Raamdeo sells a stock if it becomes overvalued, meaning its price goes up too much compared to what it's worth. He also sells if the business fundamentals change for the worse, like poor earnings or bad management decisions. He doesn't hold onto stocks just because they went up — he focuses on value and long-term performance.
He tends to invest in a few strong companies rather than spreading money too thin. This means he puts more money into his best ideas but also keeps an eye on risk by not putting all his money into one stock. He believes in concentration when the opportunity is right, but always with careful research.
Famous trades
Raamdeo saw that ITC was undervalued despite being a strong company with stable earnings.
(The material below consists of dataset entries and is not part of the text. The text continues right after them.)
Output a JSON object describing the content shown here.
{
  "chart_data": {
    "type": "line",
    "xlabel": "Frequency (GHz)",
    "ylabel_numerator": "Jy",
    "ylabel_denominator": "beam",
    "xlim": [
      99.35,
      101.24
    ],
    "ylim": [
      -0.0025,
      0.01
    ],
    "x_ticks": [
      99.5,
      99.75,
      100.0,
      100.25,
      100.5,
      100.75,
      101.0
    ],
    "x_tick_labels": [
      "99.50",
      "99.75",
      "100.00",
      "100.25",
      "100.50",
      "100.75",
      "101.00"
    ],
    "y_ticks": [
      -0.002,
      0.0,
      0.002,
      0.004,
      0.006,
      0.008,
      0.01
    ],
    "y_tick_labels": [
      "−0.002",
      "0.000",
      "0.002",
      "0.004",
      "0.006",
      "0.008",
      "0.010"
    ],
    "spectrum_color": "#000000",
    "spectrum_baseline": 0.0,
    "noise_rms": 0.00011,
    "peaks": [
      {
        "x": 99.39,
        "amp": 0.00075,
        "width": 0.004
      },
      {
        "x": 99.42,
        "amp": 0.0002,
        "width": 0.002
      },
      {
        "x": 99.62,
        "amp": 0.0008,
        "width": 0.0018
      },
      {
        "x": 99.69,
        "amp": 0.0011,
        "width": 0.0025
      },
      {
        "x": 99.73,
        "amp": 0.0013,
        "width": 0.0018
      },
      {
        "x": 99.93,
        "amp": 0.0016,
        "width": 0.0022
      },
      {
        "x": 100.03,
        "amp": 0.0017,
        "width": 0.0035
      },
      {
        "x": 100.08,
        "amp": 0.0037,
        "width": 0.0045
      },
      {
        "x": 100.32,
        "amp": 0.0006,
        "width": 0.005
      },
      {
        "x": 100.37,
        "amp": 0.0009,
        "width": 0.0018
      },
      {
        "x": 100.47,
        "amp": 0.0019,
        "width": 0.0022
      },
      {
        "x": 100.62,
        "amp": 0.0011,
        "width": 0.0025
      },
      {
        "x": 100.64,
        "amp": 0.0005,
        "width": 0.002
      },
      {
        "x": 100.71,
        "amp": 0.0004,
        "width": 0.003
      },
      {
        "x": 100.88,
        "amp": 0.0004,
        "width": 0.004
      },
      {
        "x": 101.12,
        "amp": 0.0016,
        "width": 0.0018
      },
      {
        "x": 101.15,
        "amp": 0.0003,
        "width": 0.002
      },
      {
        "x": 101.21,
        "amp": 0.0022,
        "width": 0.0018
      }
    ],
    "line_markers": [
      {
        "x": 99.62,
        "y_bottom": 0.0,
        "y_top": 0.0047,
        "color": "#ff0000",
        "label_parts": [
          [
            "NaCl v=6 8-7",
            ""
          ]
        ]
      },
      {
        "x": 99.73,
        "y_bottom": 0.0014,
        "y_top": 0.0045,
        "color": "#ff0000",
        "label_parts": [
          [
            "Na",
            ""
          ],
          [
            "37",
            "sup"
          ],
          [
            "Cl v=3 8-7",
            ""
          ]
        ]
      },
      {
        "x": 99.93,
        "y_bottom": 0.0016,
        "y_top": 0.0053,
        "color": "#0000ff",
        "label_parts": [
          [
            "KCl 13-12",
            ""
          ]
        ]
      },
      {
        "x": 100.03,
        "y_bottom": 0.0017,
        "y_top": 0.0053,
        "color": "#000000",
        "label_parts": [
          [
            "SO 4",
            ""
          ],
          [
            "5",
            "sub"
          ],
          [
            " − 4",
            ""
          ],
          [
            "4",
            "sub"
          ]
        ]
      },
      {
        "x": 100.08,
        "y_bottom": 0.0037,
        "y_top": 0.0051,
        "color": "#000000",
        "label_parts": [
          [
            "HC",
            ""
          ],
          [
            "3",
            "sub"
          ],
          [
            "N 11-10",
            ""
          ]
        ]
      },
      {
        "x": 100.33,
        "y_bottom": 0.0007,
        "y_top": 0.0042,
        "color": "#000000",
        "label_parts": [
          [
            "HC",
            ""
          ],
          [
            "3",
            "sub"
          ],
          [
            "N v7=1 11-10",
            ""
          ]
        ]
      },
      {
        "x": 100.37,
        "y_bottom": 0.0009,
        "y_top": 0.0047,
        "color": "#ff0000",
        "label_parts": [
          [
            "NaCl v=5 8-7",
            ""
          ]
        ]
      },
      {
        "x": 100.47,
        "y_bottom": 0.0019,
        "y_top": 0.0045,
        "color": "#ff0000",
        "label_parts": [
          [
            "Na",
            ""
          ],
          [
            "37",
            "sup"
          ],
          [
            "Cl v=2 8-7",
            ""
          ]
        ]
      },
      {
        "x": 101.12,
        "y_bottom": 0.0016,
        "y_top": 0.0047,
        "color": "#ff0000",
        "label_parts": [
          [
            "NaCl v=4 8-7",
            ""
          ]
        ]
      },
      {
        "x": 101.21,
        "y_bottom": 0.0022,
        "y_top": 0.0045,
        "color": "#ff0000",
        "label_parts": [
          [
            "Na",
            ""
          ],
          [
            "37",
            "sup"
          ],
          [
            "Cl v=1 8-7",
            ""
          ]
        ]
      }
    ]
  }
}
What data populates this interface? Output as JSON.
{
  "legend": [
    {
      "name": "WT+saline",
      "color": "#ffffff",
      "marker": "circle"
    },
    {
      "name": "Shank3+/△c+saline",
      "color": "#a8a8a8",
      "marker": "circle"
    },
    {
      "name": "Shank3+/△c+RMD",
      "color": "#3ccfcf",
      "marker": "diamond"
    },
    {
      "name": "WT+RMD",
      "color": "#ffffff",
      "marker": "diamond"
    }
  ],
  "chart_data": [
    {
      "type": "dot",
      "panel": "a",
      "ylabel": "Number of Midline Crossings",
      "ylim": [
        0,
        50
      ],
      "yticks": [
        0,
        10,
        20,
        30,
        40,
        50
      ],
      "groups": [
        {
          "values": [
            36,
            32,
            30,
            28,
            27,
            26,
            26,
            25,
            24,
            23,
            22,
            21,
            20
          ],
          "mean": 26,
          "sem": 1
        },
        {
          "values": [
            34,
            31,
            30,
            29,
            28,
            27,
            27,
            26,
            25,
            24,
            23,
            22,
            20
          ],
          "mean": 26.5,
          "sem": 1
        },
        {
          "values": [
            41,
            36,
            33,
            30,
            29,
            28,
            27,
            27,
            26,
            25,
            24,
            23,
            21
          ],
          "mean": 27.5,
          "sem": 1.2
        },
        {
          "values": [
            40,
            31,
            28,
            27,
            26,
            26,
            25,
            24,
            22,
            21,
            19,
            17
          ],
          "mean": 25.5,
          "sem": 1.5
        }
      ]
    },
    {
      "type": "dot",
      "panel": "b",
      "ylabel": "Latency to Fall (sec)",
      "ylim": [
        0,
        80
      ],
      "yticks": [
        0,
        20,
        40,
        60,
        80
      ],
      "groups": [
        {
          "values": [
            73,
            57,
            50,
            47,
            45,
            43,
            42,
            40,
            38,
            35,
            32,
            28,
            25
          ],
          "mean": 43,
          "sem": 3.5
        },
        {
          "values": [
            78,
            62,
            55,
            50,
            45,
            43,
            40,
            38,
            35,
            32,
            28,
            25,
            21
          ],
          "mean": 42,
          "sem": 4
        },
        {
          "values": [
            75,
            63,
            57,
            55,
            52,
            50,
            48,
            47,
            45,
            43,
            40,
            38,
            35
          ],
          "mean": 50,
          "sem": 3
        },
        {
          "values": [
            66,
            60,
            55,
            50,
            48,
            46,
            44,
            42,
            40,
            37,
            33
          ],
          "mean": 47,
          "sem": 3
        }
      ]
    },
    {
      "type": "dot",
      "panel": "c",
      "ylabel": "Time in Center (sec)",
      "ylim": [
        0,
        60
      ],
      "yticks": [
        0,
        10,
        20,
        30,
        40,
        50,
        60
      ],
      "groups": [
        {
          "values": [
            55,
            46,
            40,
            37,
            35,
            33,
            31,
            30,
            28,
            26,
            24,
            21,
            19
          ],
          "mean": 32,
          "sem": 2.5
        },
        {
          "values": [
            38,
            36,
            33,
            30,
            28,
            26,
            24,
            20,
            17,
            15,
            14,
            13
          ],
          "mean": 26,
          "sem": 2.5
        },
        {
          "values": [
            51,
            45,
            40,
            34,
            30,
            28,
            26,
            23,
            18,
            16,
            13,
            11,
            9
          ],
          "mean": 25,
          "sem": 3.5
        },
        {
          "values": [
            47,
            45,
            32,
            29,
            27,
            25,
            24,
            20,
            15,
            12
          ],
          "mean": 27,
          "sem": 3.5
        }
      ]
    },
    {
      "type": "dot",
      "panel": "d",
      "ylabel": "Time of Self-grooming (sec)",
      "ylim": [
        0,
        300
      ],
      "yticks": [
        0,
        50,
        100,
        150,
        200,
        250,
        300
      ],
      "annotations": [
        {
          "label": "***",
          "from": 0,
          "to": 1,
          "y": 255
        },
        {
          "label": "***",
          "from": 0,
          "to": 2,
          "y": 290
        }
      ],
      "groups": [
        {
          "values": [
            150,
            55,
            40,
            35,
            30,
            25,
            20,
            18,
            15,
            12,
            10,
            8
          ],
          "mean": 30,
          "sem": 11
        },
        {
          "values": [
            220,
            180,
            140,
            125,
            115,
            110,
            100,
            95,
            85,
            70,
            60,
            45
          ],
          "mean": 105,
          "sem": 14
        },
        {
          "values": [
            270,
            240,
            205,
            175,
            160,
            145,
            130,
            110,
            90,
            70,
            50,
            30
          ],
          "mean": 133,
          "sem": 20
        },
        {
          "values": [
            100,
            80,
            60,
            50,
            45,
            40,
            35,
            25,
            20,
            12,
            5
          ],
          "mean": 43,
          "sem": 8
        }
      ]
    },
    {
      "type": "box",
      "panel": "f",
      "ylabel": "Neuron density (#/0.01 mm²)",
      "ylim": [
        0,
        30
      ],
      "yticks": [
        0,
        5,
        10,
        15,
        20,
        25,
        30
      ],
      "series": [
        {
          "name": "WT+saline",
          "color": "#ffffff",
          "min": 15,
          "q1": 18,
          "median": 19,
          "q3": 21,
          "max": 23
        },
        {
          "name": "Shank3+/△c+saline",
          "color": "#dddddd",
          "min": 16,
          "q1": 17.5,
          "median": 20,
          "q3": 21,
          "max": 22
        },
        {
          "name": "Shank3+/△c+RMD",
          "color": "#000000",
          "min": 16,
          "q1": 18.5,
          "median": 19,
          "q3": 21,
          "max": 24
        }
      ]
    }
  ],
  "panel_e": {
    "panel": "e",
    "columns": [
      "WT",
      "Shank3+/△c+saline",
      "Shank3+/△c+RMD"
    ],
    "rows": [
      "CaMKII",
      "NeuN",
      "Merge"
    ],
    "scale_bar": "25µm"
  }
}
He invested and benefited as the stock gradually increased in value over time.
He identified Bajaj Finance as a well-managed company with good growth potential, even when others were skeptical. His investment paid off as the company grew and its stock price rose.
“Invest in what you understand — don't chase trends or hot stocks.”
“The best investments are those that give you peace of mind over time.”
“Price is what you pay; value is what you get.”
What to read to learn this approach
- 📖The Intelligent Investor — Teaches the importance of long-term thinking, avoiding speculation, and focusing on fundamentals — key ideas Raamdeo lives by.
- 📖Security Analysis — Helps understand how to evaluate companies based on financial health and management quality, which is central to Raamdeo's approach.
Apply it yourself
An ordinary investor can start by looking for simple, stable companies with good earnings and low prices. Use basic ratios like P/E and ROE to find undervalued stocks. Avoid chasing trends or high-growth tech stocks unless you understand them well. Invest in a few strong companies after careful research, and hold them if they remain undervalued.
Educational summary of a well-known investor's publicly-described approach. Not investment advice, and not affiliated with or endorsed by the investor.